One week before it signs off on new attendance boundaries for elementary schools in the southern end of the county, Loudoun’s School Board heard from a dozen parents at a final public hearing on the matter Tuesday night.
School assignments need to be adjusted in that area ahead of the opening of Goshen Post Elementary School next fall and to relieve some of the county’s most crowded schools. The new school is under construction on land next to John Champe High School along Northstar Boulevard.
The attendance zone changes could impact students at five Dulles South elementary schools: Buffalo Trail, Hutchison Farm, Liberty, Little River and Pinebrook.
The School Board has narrowed the proposed attendance maps to four options: one proposed by Eric Hornberger (Ashburn) called Plan 3, another drafted by Chairman Jeff Morse (Dulles) called Plan 4, and two others drawn up by Jill Turgeon (Blue Ridge) and Beth Huck (At Large) called Plan 6 and Plan 7.
The plans have a lot of similarities—they all reduce enrollment counts at the most crowded schools and take into account that some attendance lines in that area will have to be shifted again in when another new elementary school (ES-29) opens in 2023.
Plan 3 would reassign a total of 1,057 students, fewer than the other plans, and makes it so fewer families will be reassigned a second time when ES-29 opens. Plan 4 is similar, “but the primary difference is when it comes to the balance between Hutchison Farm and Liberty,” Morse said. Plan 4 leaves more students at Hutchison Farm, while Plan 3 would leave more students at Liberty.
The highlight of Plan 6 is that it assigns most of the Greens at Willowsford neighborhood (planning zones 7.3 and 7.4) from Buffalo Trail to Goshen Post. Plans 3 and 4 would split them, keeping students in 7.3 at Buffalo Trail and sending students in 7.4 to Goshen Post. “We don’t want to split them up just to reunite them later,” Turgeon said, noting that 7.3 would likely be assigned to ES-29 when it opens.
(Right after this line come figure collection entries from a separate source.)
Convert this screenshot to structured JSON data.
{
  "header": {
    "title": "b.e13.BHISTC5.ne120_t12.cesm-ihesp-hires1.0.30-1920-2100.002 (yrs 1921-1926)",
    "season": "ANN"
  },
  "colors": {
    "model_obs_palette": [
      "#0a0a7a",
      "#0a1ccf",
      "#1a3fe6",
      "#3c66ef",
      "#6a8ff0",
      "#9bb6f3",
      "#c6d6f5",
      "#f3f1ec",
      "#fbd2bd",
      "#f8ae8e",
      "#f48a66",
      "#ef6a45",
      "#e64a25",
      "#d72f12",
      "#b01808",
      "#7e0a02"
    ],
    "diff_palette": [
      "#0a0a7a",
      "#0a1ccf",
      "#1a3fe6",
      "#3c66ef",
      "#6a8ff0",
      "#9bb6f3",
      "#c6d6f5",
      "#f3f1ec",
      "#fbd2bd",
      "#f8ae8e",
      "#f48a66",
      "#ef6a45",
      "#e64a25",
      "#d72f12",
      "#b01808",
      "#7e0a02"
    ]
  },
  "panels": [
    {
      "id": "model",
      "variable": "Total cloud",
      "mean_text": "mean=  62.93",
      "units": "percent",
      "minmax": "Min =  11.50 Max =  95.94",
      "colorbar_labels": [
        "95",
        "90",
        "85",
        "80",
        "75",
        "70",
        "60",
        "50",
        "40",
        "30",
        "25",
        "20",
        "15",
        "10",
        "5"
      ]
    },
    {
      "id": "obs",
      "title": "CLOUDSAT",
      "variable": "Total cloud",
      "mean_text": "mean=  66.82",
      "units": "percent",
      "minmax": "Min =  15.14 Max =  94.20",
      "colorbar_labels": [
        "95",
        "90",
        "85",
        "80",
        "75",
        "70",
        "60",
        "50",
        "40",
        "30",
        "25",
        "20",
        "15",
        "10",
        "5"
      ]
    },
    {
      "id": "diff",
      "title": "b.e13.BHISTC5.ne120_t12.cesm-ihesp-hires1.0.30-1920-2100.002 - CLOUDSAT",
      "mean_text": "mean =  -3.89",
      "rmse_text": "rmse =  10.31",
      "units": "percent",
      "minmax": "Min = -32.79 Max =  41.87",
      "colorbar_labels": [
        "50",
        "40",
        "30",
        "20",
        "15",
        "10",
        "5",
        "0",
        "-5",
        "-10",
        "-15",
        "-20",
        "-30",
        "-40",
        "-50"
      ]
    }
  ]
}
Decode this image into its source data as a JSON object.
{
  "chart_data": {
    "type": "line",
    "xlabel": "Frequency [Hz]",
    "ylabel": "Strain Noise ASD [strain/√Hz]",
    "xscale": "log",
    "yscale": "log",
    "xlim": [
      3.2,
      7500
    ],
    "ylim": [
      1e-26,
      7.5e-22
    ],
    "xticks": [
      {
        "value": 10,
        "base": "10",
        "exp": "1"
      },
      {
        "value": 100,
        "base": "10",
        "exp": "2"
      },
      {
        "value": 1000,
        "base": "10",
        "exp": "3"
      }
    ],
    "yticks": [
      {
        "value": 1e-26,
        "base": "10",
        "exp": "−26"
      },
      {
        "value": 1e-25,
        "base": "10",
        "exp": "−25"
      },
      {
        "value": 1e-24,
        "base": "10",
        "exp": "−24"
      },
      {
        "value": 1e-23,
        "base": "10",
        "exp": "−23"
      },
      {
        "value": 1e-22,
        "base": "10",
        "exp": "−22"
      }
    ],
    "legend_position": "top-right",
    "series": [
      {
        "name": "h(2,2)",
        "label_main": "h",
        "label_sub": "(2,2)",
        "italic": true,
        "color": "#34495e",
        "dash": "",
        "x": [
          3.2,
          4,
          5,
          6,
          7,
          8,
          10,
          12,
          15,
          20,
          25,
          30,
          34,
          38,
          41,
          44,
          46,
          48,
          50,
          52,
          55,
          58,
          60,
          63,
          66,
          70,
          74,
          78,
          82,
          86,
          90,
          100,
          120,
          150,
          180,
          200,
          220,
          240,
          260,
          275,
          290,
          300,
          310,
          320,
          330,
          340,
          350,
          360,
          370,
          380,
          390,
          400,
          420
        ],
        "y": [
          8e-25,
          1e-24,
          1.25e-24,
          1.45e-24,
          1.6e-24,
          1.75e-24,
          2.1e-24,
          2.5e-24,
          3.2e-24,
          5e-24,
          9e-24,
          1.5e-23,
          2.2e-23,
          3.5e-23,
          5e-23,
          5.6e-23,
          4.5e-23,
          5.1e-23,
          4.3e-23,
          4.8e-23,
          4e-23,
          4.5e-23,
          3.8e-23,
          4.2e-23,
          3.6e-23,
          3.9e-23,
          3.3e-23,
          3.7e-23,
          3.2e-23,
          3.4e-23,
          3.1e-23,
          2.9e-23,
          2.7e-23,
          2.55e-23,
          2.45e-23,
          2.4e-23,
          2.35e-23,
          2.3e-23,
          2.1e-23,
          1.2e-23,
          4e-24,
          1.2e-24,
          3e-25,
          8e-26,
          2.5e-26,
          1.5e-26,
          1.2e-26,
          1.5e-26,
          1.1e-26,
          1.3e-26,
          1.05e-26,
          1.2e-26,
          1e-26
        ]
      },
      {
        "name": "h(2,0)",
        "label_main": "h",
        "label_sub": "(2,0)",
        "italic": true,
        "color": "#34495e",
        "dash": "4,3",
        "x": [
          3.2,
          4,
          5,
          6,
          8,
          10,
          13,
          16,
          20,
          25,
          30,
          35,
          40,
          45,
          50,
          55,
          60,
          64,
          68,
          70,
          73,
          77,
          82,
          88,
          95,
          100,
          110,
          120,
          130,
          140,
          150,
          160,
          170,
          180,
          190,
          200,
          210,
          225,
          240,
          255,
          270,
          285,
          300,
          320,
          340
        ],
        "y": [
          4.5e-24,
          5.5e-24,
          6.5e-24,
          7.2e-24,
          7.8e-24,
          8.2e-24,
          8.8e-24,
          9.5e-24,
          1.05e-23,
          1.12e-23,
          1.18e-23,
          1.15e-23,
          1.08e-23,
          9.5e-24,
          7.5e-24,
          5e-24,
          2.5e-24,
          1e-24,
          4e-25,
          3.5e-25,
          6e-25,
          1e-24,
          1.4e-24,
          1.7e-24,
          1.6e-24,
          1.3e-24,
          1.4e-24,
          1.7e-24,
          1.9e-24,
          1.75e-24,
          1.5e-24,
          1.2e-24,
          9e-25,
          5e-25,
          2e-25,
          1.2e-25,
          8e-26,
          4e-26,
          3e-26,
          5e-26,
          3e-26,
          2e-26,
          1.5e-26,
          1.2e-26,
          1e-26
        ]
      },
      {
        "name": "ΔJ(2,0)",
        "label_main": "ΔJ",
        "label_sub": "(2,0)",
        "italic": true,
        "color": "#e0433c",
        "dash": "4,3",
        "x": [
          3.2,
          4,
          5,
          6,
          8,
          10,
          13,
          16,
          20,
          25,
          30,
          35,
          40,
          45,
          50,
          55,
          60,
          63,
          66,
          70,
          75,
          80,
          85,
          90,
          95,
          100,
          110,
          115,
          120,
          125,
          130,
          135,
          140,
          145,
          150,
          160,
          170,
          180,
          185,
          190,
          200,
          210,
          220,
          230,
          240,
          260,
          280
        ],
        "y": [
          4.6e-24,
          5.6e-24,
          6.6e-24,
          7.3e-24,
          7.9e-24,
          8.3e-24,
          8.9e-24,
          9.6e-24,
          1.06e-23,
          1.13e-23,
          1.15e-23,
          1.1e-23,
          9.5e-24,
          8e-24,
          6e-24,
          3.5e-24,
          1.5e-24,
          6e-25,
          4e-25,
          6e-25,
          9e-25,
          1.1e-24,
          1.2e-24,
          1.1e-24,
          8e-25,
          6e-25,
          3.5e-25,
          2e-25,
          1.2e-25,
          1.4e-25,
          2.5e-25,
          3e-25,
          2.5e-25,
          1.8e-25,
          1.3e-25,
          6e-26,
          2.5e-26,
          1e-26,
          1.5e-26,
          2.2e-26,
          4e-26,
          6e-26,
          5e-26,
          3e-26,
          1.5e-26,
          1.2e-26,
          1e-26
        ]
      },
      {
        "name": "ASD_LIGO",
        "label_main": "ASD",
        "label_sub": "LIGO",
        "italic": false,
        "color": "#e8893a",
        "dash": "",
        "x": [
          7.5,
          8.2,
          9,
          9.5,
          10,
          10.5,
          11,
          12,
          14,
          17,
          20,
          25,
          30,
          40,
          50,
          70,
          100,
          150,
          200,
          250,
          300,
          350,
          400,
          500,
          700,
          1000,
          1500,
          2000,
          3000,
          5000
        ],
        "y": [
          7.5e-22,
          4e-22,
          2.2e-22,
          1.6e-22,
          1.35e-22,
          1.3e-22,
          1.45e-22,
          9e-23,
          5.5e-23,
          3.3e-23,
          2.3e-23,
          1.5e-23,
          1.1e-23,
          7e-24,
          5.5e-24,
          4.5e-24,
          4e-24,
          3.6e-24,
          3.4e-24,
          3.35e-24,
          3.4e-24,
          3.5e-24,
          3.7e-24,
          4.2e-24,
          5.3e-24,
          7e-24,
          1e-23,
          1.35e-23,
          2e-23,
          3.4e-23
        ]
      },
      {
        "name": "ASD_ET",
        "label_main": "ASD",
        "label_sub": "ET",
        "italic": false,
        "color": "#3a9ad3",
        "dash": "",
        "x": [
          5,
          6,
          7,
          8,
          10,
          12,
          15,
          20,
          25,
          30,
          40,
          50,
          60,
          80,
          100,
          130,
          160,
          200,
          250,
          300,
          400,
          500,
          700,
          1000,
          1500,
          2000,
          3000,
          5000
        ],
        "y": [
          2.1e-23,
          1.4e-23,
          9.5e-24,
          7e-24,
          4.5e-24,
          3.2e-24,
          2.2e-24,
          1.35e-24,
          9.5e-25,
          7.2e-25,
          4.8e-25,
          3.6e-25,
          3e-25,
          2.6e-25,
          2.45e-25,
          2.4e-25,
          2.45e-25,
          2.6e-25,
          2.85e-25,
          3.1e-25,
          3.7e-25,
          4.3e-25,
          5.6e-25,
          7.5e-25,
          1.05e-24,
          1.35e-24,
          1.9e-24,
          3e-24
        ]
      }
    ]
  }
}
It also keeps a small neighborhood north of Rt. 50, called 6.6, at Aldie Elementary School, to free up space in Goshen Post for those Willowsford students.
Plan 7 differs from Plan 6 in that it assigns the last piece of the Greens at Willowsford, planning zone 7.1, with their neighbors at Goshen Post.
Most of the parents who approached the board at the final boundary public hearing Tuesday were from the Willowsford neighborhood.
J.T. Wilson told board members that his children ride a bus past two other elementary schools to get to Buffalo Trail Elementary and, when Goshen Post Elementary opens, they would be riding past three elementary schools. He supports plans 6 and 7 that would send his neighborhood to the new school.
“Buffalo Trail is really far from our zone. Our kids spend way too much time on the bus,” he said, noting that they board at 7 a.m. and get home at 3:15 p.m. each day. “It’s a long day for them to spend in transit and not in the classroom.”
Several other parents asked that their children be allowed to stay at their current school. North Riding resident Asheesh Chhabra, who has a second-grader at Liberty Elementary, said he and his neighbors are tired of changing schools every few years. He prefers plans 4, 6 and 7—but especially Plan 4. “I think this plan really helps stabilize the eastern part and brings the most stability going forward,” he said.
The School Board will vote on a final boundary plan Tuesday. The meeting begins at 6:30 p.m. and will be held at the school administration building, 21000 Education Court in Ashburn.